Decaying Quinta do Outeiro

As in most areas of the former Coutos de Alcobaça, the population lives from agriculture, which is carried out in the form of fruit, vegetable and wine growing, as well as from the ceramics and glass industry, in Mairoga until recently also from textile production. The largest company, the Companhia Fiação e Tecidos de Alcobaça (Society for Weaving and Cloths) employed a large part of Maiorga's population with over 1,000 employees until it was closed in 1999. Ceramics and glass factories have also lost their importance in recent times, of which there are only two left. Maiorga, once the largest and richest city ( maiorica ), has now experienced a second decline, which is also reflected in the decline, especially of the historical buildings.

Individual evidence

  1. www.ine.pt - indicator resident population by place of residence and sex; Decennial in the database of the Instituto Nacional de Estatística
  2. Overview of code assignments from Freguesias on epp.eurostat.ec.europa.eu
  3. Caderno dos Forais of the abbey from the 13th century; see.

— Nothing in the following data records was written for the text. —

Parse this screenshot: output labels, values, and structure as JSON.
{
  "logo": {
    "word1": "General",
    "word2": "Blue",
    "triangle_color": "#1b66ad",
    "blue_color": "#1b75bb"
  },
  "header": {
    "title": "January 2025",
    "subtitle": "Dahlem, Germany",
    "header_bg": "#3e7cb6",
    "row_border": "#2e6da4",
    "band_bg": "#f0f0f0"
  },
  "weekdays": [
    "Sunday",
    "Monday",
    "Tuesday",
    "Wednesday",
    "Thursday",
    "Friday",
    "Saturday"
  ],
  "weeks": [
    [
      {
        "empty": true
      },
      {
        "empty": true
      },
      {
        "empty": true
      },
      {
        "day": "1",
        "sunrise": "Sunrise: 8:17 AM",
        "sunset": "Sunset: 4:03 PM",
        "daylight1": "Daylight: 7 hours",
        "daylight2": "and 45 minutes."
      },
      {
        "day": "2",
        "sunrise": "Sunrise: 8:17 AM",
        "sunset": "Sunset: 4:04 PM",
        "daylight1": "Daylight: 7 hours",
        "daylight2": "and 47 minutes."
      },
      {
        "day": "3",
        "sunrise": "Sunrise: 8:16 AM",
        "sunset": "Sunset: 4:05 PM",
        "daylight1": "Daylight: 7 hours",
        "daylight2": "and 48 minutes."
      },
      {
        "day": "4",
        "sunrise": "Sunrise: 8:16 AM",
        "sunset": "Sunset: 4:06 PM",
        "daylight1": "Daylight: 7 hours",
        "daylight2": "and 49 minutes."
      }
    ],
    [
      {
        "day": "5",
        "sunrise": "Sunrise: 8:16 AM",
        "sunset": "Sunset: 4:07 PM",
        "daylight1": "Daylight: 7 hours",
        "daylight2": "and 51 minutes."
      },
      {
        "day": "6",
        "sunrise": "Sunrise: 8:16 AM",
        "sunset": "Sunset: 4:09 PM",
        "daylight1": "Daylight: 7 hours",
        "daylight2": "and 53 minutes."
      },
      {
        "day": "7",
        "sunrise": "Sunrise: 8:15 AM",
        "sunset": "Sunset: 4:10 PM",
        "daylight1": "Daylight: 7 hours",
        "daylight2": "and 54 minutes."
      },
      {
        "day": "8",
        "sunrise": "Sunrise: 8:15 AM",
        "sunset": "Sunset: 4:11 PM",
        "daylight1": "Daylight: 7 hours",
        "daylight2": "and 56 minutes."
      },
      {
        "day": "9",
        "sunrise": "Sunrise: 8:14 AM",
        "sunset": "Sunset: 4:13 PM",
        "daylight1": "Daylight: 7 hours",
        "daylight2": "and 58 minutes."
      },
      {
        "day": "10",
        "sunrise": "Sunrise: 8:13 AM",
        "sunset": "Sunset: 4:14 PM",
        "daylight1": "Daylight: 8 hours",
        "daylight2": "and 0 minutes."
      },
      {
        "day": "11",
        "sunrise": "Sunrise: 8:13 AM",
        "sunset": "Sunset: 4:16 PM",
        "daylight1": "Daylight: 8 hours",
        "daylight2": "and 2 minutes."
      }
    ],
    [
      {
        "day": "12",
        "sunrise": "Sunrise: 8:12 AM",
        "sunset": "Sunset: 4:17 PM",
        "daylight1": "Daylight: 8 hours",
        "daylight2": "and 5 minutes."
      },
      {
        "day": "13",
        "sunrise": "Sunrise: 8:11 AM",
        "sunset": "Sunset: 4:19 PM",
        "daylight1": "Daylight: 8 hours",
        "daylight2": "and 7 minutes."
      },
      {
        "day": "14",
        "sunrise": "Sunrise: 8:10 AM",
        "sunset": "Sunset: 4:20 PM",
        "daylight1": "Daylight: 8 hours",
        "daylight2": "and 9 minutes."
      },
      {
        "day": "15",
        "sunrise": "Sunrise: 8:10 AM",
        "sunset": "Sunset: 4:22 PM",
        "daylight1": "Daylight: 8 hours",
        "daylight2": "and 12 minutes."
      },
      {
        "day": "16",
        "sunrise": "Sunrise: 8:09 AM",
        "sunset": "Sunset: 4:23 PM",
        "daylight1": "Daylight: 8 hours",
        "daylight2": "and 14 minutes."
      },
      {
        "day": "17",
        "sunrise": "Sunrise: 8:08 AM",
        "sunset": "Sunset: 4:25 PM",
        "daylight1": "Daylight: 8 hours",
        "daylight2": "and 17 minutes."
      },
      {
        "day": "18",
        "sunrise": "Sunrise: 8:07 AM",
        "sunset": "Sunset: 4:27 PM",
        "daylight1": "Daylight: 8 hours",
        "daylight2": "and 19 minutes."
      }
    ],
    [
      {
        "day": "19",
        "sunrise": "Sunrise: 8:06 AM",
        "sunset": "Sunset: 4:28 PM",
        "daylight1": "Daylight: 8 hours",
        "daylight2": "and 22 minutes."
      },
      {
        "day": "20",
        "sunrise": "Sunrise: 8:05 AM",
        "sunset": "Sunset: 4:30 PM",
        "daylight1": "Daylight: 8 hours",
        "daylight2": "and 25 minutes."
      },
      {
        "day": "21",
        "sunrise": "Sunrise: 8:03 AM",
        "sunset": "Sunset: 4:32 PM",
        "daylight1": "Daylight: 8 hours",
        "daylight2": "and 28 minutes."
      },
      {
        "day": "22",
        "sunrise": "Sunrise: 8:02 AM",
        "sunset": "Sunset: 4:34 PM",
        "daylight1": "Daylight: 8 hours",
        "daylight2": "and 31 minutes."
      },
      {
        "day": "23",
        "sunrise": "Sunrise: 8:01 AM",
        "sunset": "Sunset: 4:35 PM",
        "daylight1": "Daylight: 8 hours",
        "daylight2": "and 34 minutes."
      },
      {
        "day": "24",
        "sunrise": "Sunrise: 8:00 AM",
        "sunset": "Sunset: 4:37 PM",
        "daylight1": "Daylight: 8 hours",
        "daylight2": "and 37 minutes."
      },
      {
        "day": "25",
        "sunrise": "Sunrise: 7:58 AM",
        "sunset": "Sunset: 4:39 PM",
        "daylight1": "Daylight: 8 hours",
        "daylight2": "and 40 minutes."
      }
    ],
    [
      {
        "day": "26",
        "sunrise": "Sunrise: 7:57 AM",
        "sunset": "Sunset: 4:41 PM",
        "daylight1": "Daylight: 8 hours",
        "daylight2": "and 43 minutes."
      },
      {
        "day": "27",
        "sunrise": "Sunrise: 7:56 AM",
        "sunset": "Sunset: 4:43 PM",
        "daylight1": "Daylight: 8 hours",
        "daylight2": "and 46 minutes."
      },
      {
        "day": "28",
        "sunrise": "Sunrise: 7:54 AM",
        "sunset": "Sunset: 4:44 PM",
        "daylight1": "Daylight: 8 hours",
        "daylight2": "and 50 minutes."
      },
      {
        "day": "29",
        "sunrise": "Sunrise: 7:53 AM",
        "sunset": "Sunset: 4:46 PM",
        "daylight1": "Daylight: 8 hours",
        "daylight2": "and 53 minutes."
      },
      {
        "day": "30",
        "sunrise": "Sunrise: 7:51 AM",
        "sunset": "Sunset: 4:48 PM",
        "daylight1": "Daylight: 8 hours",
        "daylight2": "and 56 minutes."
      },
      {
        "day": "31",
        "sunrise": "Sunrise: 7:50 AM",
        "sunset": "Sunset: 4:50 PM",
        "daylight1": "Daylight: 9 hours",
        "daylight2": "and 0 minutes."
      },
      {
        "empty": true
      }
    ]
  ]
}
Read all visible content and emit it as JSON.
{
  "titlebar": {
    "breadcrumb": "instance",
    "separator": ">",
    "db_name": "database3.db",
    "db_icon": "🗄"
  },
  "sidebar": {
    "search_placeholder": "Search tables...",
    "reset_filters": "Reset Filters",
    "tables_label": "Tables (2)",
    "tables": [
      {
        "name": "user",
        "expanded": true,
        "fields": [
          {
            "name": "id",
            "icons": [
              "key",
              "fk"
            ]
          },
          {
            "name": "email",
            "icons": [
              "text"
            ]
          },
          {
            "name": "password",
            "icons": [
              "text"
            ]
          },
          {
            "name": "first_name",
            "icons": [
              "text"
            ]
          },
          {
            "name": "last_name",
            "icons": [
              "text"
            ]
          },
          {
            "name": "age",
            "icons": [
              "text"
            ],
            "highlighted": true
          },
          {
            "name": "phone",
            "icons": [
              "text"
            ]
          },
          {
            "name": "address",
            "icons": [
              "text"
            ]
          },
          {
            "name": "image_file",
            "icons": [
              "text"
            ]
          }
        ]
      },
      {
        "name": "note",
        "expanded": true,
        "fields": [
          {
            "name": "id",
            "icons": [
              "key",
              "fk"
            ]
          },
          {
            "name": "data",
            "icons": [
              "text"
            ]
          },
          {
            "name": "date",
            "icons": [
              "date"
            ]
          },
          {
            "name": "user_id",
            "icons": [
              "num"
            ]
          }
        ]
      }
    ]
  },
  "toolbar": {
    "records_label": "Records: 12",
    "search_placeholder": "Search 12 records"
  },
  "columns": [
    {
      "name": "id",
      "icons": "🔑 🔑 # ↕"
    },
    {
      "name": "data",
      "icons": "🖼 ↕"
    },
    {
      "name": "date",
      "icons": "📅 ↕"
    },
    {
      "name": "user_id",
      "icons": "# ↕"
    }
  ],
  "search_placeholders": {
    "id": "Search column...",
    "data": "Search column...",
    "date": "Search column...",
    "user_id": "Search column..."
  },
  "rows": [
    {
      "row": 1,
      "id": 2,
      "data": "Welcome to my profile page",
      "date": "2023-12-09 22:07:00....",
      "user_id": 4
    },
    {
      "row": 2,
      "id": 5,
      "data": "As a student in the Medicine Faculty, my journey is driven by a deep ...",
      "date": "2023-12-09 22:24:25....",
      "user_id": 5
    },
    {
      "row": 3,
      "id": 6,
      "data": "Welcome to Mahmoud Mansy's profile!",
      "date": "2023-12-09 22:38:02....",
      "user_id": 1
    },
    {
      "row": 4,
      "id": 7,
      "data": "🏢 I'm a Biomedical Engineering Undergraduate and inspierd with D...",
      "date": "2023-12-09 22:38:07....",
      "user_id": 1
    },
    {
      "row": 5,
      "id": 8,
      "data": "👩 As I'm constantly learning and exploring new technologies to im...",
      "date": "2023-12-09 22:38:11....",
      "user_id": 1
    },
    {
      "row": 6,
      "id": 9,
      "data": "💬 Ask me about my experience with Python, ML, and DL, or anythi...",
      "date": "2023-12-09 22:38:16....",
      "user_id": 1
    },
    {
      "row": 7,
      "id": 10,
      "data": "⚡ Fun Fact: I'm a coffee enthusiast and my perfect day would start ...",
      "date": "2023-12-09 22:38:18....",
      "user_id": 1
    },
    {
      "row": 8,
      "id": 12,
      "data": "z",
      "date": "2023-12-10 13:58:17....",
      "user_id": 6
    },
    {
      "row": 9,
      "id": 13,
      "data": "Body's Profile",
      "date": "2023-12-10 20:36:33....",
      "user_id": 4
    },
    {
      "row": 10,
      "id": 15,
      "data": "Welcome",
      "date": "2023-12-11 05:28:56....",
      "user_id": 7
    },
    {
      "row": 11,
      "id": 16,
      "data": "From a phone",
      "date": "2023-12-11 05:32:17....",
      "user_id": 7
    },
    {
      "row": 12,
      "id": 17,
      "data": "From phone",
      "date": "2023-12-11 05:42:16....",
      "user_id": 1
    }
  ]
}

Saul António Gomes: To manuscrito iluminado alcobacense trecentista: o Caderno dos Forais do Couto; P. 355 ( PDF )
  4. Pelourinho de Maiorga. In: Pesquisa Geral - Pesquisa do Patrimonio. Direção Geral do Património Cultural , accessed March 23, 2018 (Portuguese).

literature

  • Maria Zulmira Albuquerque Furtado Marques: Por Terras dos Antigas Coutos de Alcobaça. Alcobaça 1994.